20 Feet From Stardom

Rated PG-13, 90 min. Directed by Morgan Neville.

REVIEWED By Kimberley Jones, Fri., July 5, 2013

20 Feet From Stardom is an extended hosanna to an undersung artist, the backup singer, and what a joyful noise it makes. To chart the creative contributions of so-often-anonymous session vocalists, filmmaker Morgan Neville – a longtime music-doc director (his CV includes television biographies of Hank Williams, Muddy Waters, Johnny Cash, and Stax Records) – samples six decades of American pop-music history: from doo-wop and girl groups, Ray Charles’ Raelettes and producer Phil Spector’s Wall of Sound, to the politically charged, nitty-gritty rock & roll years and on into the age of Auto-Tune, where demand for backup singers has waned considerably.

Neville collared some very big names to sit for his camera – Bruce Springsteen, Stevie Wonder, and Sting, to name a few – but it’s the nonhousehold names that hold our attention. Like Darlene Love, whose powerhouse vocals defined songs as diverse as “That’s Life,” “Monster Mash,” and “The Shoop Shoop Song (It’s in His Kiss).” Or Merry Clayton, who supplied that epic wail in the Rolling Stones’ “Gimme Shelter.” Both women tried their hands at solo careers, but it didn’t take – blame the limited imagination of the industry (“there’s only one Aretha”), the fickleness of fate, or mismanagement. As for the latter, Spector – who signed Love and was, according to her, the instrument of her ruin – might worry over his unflattering portrayal here if that second-degree murder conviction hadn’t tanked his reputation already.
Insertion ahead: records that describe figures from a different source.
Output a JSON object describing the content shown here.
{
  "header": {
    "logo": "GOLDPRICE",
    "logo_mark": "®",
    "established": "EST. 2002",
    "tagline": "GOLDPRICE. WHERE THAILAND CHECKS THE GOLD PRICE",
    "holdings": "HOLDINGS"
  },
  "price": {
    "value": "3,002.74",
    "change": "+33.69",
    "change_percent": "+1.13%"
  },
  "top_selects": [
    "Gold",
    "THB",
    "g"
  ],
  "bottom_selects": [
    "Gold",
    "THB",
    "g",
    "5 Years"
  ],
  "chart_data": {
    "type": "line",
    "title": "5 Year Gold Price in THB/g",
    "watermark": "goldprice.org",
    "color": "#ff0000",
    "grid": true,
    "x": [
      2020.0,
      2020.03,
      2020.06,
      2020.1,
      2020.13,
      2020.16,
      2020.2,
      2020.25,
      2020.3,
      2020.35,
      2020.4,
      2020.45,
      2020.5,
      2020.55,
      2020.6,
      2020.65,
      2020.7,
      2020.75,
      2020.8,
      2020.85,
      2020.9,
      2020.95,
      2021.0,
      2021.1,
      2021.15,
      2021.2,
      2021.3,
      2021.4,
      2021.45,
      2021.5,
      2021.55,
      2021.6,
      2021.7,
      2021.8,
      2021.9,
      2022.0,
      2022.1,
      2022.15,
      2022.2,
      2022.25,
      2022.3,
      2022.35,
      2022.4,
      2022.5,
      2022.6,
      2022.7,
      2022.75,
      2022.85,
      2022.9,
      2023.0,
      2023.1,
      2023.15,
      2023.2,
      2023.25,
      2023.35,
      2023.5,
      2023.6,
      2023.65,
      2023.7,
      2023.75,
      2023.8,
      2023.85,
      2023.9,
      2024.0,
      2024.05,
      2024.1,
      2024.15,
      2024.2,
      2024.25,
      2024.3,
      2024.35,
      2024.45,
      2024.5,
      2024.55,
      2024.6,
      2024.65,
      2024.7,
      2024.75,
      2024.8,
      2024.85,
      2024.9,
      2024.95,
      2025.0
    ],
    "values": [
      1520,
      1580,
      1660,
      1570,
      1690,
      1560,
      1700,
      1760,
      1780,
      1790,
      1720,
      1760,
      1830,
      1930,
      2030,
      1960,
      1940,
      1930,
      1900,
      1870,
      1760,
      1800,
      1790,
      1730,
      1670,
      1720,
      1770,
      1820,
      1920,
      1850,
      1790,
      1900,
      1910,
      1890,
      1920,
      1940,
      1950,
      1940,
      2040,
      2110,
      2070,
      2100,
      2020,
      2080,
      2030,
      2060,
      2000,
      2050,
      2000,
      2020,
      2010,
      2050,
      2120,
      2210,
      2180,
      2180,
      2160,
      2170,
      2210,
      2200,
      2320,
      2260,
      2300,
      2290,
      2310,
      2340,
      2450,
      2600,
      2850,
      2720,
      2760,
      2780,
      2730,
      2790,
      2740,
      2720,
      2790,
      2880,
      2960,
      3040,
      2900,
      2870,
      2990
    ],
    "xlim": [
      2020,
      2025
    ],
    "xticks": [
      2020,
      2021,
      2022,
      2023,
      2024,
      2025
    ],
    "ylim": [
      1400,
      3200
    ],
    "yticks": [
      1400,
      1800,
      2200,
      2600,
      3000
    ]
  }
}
Crap pay and chronic lack of credit dogged all the backup singers, while drugs were the special undoing of some. 20 Feet From Stardom doesn’t shy away from the harder truths of the industry, but it goes down easily, and is stylishly assembled, spryly executed, and satisfyingly arced to end in triumph. The spotlight hasn’t dimmed yet: Since the film’s premiere at the 2013 Sundance Film Festival, a number of the film’s subjects have enjoyed a boost in recognition, which should continue with last month’s release of a movie soundtrack that packages classics and newly recorded songs. The new material – threaded throughout the film in beautifully shot in-studio sequences – nails what’s so great, and so feel-good, about 20 Feet From Stardom: It both celebrates the unheralded individual and uplifts the special aural alchemy that’s created when many individual voices blend together as one.